Mevcut noter ve avukatların sınavdan etkilenmeyeceğinin altını çizen Bozdağ, hükümet olarak her iki meslek grubu için ayrı ayrı sınav hazırlığı içinde olduklarını ifade etti.
Türkiye Büyük Millet Meclisi (TBMM) Plan ve Bütçe Komisyonu’nda Adalet Bakanlığı ile bağlı kurumlar olan Anayasa Mahkemesi, Türkiye Adalet Akademisi, Yargıtay, Danıştay ile Hâkimler ve Savcılar Yüksek Kurulu (HSYK), Ceza ve İnfaz Kurumları, Tutukevleri İş Yurtları Kurumu bütçe, kesin hesap ve Sayıştay Raporları görüşmesine başlandı. Adalet Bakanı Bekir Bozdağ, komisyon üyeleri ile tek tek tokalaştıktan sonra Bakanlığın faaliyetleri hakkında bir sunum gerçekleştirdi. Usule dair tartışmalardan dolayı sunumuna bir saat geç başlayan Bozdağ, hükümetleri döneminde insan hak ve hürriyetler alanında devrim niteliğinde değişiklikler yaptıklarını savunarak, “Yargının herkesin güven duyduğu bir yapıda olması için yargı mensuplarının bağımsız, tarafsız, Anayasa, kanun, hukuk ve vicdan dışındaki ideoloji, siyasal tasavvur ve inanç gibi bağlılıkları reddeden bir yapıda olması zorunludur. Hükümetlerimiz döneminde atılan her adım bunun en üst düzeyde tesisine yönelik olmuştur.” dedi.
AVUKAT VE NOTER OLMAK İÇİN SINAV GELİYOR
Türkiye’de son dönemde hukuk alanında önemli bir mevzuat değişiminin gerçekleştiğini kaydeden Bozdağ, yargılamaların makul sürede tamamlanması için yargı organlarına gelen iş yükünün azaltılmasının da önem taşıdığını ifade etti. Avukatlık Kanunu’nda değişikliğe gidileceğini duyuran Bozdağ, “Son çalışmaları yapıyoruz. Bundan sonra avukatlığa geçişi de sınavlı hale getireceğiz. Burada da müktesepleri koruyacağımızı bir kez daha ifade etmek isterim.” diye konuştu. Türkiye’de 1.844 noterin vazife yaptığını hatırlatan Bozdağ, “Bundan sonra hukuk fakültesi mezunları noter olmak için noterlik sınavına girecekler.

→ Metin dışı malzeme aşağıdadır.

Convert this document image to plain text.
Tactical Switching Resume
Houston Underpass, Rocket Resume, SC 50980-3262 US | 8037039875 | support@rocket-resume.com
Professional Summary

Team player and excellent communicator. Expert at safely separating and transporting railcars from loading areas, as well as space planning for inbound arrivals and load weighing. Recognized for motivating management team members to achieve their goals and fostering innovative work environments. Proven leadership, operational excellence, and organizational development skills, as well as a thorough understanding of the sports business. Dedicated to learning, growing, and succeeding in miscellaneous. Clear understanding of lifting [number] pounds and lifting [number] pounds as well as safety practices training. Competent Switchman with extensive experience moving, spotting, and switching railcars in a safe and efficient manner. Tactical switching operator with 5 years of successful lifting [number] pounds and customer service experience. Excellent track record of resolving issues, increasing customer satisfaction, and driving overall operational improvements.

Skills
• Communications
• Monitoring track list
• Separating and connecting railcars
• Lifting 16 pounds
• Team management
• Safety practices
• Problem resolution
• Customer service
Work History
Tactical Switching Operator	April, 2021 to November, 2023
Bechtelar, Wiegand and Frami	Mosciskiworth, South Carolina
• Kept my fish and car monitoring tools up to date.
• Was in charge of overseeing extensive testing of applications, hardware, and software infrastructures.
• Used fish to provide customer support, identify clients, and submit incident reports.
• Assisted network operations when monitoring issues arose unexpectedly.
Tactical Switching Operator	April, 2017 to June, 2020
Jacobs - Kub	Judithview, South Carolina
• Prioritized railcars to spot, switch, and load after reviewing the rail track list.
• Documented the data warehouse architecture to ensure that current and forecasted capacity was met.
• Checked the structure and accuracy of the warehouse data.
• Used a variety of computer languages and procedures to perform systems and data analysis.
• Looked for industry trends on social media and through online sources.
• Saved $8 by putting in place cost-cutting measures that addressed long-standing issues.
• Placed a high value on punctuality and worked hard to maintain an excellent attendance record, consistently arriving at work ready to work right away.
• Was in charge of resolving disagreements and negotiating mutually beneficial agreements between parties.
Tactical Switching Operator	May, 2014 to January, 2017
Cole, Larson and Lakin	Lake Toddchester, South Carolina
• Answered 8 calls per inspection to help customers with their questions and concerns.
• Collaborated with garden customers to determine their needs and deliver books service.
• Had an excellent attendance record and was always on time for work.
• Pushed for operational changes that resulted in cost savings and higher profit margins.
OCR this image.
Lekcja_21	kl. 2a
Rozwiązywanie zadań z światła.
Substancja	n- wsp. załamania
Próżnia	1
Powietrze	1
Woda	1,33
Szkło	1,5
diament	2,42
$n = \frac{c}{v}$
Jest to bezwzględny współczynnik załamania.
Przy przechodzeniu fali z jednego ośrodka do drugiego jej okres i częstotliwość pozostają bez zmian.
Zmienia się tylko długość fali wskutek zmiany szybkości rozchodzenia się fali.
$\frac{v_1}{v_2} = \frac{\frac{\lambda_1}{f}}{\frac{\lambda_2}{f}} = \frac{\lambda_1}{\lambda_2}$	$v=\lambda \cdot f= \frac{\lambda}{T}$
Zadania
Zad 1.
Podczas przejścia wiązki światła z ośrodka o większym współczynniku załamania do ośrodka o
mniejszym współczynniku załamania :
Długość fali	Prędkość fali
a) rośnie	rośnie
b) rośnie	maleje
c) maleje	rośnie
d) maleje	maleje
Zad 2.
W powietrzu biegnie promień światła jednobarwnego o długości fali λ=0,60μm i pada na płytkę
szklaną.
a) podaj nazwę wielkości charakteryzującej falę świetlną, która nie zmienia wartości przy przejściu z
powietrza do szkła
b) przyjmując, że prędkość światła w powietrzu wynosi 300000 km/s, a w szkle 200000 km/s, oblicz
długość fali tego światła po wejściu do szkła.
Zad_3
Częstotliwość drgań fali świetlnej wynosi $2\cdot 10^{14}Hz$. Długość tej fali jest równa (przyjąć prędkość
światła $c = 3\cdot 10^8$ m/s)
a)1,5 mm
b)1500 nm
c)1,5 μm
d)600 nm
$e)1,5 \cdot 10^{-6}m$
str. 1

Noter yardımcısı olmak için de bir sınav olacaklar." dedi.
"HERKES AÇILAN DAVANIN NE ZAMAN BİTECEĞİNİ ÖNCEDEN BİLECEK"
Bekir Bozdağ, ‘Adli Zaman Yönetimi’ adı altında yeni bir uygulamayı en kısa sürede hayata geçireceklerini ifade ederek, “İşin zamanında bitirilmesi konusunda yargının halkımıza karşı taahhütte bulunması ayrıca vatandaşın da yargıyı denetlemesine imkân sağlanmaktadır. Kim davayı açtı, davasının hangi gün biteceğini bundan sonra bilme imkânına kavuşacak.” diye konuştu.
BOZDAĞ: AİHM’İN TÜRKİYE HAKKINDA VERDİĞİ İHLAL KARARI 117’DEN 79’A İNDİ
Avrupa İnsan Hakları Mahkemesi’nin (AİHM) Türkiye kararlarından da söz eden Bozdağ, son dört yılda ciddi oranda düşüşlerin yaşandığını ifade ederek, şu bilgileri aktardı: “Bu kapsamda, 31 Aralık 2012 tarihinde 16 bin 876 olan derdest başvuru sayısı 31 Ocak 2016 tarihi itibariyle yaklaşık yüzde 50 oranında azalarak 8 bin 650 olmuştur. AİHM tarafından ülkemiz hakkında verilen ihlal kararı sayılarında da ciddi bir düşüş olduğu görülmektedir. 2012 yılında 117 ihlal kararı verilmesine karşın 2015 yılında verilen ihlal kararı sayısı, bugüne kadar en düşük seviyeye inerek 79 olmuştur.”